In ancient Greek philosophy, especially that of Aristotle, the golden mean or golden middle way or Goldilocks Theory is the desirable middle between two extremes, one of excess and the other of deficiency. For example, in the Aristotelian view, courage is a virtue, but if taken to excess would manifest as recklessness, and, in deficiency, cowardice.
To the Greek mentality, it was an attribute of beauty. Both ancients and moderns believed that there is a close association in mathematics between beauty and truth. The Greeks believed there to be three "ingredients" to beauty: symmetry, proportion, and harmony. Beauty was an object of love and something that was to be imitated and reproduced in their lives, architecture, education (paideia), and politics. They judged life by this mentality.

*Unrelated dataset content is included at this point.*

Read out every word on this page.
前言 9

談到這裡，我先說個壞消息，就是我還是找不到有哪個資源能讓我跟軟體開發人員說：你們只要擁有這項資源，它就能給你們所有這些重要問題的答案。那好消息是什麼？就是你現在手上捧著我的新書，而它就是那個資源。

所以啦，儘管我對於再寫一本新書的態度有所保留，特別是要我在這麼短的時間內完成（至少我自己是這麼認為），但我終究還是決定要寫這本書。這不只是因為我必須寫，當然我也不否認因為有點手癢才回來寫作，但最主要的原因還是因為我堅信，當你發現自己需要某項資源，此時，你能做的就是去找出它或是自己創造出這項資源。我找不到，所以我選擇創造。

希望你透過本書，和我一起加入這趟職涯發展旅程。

The earliest representation of this idea in culture is probably in the mythological Cretan tale of Daedalus and Icarus. Daedalus, a famous artist of his time, built feathered wings for himself and his son so that they might escape the clutches of King Minos. Daedalus warns his beloved son whom he loved so much to "fly the middle course", between the sea spray and the sun's heat. Icarus did not heed his father; he flew up and up until the sun melted the wax off his wings. For not heeding the middle course, he fell into the sea and drowned.
Another early elaboration is the Doric saying carved on the front of the temple at Delphi: "Nothing in Excess" ("Meden Agan").
The first work on the golden mean is sometimes attributed to Theano, wife of Pythagoras.